Stocks have moved sharply higher in morning trading on Wednesday, more than offsetting the weakness seen in the previous session. With the strong upward move, the Dow and the S&P 500 have reached their best intraday levels in three months.

Currently, the major averages are just off their highs of the session. The Dow is up 526.63 points or 1.6 percent at 33,301.04, the Nasdaq is up 261.39 points or 2.1 percent at 12,755.32 and the S&P 500 is up 68.01 points or 1.7 percent at 4,190.48.

The rally on Wall Street reflects a positive reaction to a highly anticipated Labor Department report on consumer price inflation, which showed prices unexpectedly came in flat in the month of July.

The Labor Department said its consumer price index was unchanged in July after jumping by 1.3 percent in June. Economists had expected consumer prices to edge up by 0.2 percent.

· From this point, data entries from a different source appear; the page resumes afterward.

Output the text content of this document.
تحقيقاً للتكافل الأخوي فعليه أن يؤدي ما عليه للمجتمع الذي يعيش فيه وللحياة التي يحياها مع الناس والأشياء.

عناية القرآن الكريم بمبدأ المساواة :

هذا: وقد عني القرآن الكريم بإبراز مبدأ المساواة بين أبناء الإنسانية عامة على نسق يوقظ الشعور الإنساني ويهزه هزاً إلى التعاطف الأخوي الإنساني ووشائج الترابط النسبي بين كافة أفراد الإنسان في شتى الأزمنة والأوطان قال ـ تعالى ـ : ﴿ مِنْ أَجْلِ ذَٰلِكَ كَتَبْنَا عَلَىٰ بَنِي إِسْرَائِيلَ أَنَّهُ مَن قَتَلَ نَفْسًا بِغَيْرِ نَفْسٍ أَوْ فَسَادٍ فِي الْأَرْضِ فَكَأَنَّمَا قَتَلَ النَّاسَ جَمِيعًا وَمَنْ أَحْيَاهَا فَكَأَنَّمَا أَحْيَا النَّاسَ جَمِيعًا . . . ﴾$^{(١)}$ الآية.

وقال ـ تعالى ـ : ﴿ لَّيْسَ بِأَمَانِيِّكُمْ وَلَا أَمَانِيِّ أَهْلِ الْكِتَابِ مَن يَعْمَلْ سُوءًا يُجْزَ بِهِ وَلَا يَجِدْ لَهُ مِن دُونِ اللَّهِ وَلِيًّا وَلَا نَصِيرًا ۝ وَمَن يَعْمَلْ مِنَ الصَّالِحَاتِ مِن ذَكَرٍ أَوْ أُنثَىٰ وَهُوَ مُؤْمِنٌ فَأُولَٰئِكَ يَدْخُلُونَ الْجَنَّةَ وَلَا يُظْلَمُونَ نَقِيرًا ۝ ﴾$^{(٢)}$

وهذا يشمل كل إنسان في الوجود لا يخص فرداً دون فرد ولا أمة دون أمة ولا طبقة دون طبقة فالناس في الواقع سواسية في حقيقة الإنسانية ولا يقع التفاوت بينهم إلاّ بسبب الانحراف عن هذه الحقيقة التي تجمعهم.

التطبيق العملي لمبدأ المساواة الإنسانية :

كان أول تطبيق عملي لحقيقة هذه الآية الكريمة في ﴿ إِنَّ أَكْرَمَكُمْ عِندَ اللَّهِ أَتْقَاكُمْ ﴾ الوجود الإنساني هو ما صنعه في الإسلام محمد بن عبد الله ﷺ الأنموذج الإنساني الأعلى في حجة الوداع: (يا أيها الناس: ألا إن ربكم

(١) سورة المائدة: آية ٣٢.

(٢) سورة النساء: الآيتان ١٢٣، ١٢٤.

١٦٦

Compared to the same month a year ago, consumer prices in July were up by 8.5 percent, reflecting a bigger than expected slowdown from the 9.1 percent spike in June.

The annual rate of price growth was expected to slow to 8.7 percent from the four-decade high seen in the previous month.

Meanwhile, the report said core consumer prices, which exclude food and energy prices, rose by 0.3 percent in July after climbing by 0.7 percent in June. Core prices were expected to increase by 0.5 percent.

The annual rate of core consumer price growth was unchanged at 5.9 percent, while economists had expected an acceleration to 6.1 percent.

The tamer than expected inflation data has led to speculation that the Federal Reserve will slow the pace of interest rate hikes at its September meeting.

CME Group’s FedWatch tool is currently indicating a 61.5 percent chance of a 50 basis point rate hike and a 38.5 percent chance of a 75 basis point rate hike.

“Today’s inflation report might lead the Fed to downshift the size of its rate hikes to 50bps in September,” said Kathy Bostjancic, Chief U.S. Financial Economist at Oxford Economics.

She added, “However, we still see 75bps as likely given the ongoing inflation pressures, still elevated inflation readings, and ongoing tight labor market that is leading to large wage gains.”

Interest rate-sensitive housing stocks have soared following the inflation data, driving the Philadelphia Housing Sector Index up by 4.3 percent to a three-month intraday high.

Substantial strength has also emerged among computer hardware stocks, which are rebounding strongly after falling sharply on Tuesday.

Reflecting the strength in the sector, the NYSE Arca Computer Hardware Index is jumping by 3.4 percent to its best intraday level in two months.

Airline stocks are also showing a significant rebound after yesterday’s weakness, with the NYSE Arca Airline Index soaring by 3.1 percent.

Chemical, banking and retail stocks are also seeing considerable strength, while energy stocks are bucking the uptrend amid a steep drop by the price of crude oil.

In overseas trading, stock markets across the Asia-Pacific region moved mostly lower during trading on Wednesday. Japan’s Nikkei 225 Index slid by 0.7 percent, while Hong Kong’s Hang Seng Index plunged by 2 percent.

Meanwhile, the major European markets have moved to the upside on the day. While the German DAX Index is up 0.9 percent, the French CAC 40 Index is up by 0.6 percent and the U.K.’s FTSE 100 Index is up by 0.1 percent.

In the bond market, treasuries have pulled back off their early highs but remain firmly positive. As a result, the yield on the benchmark ten-year note, which moves opposite of its price, is down by 7.8 basis points at 2.719 percent.